The only other thing I'd watch out for is that the spell less Ranger, The Wanderer, and spell less Bard, the Warden, are both given boosts with regards to the games Journey and Audience systems receptively.

Without implementing Journeys and Audiences those two classes might feel like they lagging behind. Aside from that I think it would play fine.
 

Beleriphon

Totally Awesome Pirate Brain
Sorry for the necro, but this thread has been incredibly helpful. Thanks for the insight everyone, I’m definitely sold on AIME.

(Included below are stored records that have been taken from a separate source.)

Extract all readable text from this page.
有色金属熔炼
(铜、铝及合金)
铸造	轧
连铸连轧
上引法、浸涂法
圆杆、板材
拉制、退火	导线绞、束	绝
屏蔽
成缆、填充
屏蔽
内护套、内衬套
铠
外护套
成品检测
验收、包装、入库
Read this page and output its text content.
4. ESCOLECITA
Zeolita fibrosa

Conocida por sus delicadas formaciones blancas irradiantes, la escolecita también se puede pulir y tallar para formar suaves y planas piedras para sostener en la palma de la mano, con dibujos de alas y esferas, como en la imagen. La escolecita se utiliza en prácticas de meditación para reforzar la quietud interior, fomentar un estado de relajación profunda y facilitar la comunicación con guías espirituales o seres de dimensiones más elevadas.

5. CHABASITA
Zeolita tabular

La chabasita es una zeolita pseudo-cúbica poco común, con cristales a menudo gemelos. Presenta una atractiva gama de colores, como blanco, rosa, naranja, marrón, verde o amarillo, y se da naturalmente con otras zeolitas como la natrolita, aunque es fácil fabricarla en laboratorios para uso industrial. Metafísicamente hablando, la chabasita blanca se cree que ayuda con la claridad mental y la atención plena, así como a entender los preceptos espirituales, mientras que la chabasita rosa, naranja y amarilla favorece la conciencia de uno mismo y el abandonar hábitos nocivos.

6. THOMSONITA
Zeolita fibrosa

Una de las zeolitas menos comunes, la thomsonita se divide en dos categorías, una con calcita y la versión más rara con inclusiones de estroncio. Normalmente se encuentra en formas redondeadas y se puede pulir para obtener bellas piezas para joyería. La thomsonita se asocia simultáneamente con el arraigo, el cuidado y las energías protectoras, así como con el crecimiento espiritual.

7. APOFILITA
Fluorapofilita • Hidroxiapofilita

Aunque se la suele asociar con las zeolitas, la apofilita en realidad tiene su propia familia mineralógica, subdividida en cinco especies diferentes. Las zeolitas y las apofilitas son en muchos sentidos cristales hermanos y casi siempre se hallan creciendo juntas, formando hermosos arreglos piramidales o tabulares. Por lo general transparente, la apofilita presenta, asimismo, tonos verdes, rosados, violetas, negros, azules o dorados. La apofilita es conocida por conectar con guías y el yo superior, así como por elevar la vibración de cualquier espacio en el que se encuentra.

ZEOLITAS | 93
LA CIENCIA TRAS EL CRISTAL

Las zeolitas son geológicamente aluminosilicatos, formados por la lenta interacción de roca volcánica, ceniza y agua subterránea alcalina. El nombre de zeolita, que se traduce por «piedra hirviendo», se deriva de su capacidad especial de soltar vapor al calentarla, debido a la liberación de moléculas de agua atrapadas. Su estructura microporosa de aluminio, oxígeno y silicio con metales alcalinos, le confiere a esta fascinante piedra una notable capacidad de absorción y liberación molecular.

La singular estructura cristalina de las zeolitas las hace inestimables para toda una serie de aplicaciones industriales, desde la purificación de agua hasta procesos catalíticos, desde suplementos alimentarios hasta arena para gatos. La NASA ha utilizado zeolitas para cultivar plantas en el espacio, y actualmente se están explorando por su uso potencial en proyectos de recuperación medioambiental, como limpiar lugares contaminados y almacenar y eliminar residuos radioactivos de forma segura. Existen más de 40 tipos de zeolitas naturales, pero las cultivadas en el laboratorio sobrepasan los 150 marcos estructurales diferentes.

Do folks with some experience with it have any thoughts they’d be willing to share on how adaptable it would be to non-LOTR settings? Not, like, Forgotten Realms or anything, but something similarly low-magic and with similar themes.
I think it would work well for anything aiming for low magic with an emphasis on travel. I can it working relatively well for something like The Black Company or potentially The Witcher (assuming nobody wants to be witcher or a sorcerer).
 

BookBarbarian

Expert Long Rester
I think it would work well for anything aiming for low magic with an emphasis on travel. I can it working relatively well for something like The Black Company or potentially The Witcher (assuming nobody wants to be witcher or a sorcerer).
You just reminded me I have an introductory PDF for the Witcher TTRPG that I never read through. Time to read that now.
 

Charlaquin

Goblin Queen
I think it would work well for anything aiming for low magic with an emphasis on travel. I can it working relatively well for something like The Black Company or potentially The Witcher (assuming nobody wants to be witcher or a sorcerer).
Perfect!
 

Mistwell

Hero
The impression I got from several people who have played the 5e game and the actual One Ring game is that the One Ring game works better for this genre than the 5e version, and that it might be best to just play the One Ring itself if you want to adventure in Middle Earth.
 

BookBarbarian

Expert Long Rester
The impression I got from several people who have played the 5e game and the actual One Ring game is that the One Ring game works better for this genre than the 5e version, and that it might be best to just play the One Ring itself if you want to adventure in Middle Earth.
This has been mentioned. Zedturtle's reply echoes my own thoughts on the matter:

While I have a deep and abiding love for The One Ring, sometimes you just can't get a group to learn a new system. It's great that the core of 5e is flexible enough to easily adapt it to Middle-earth.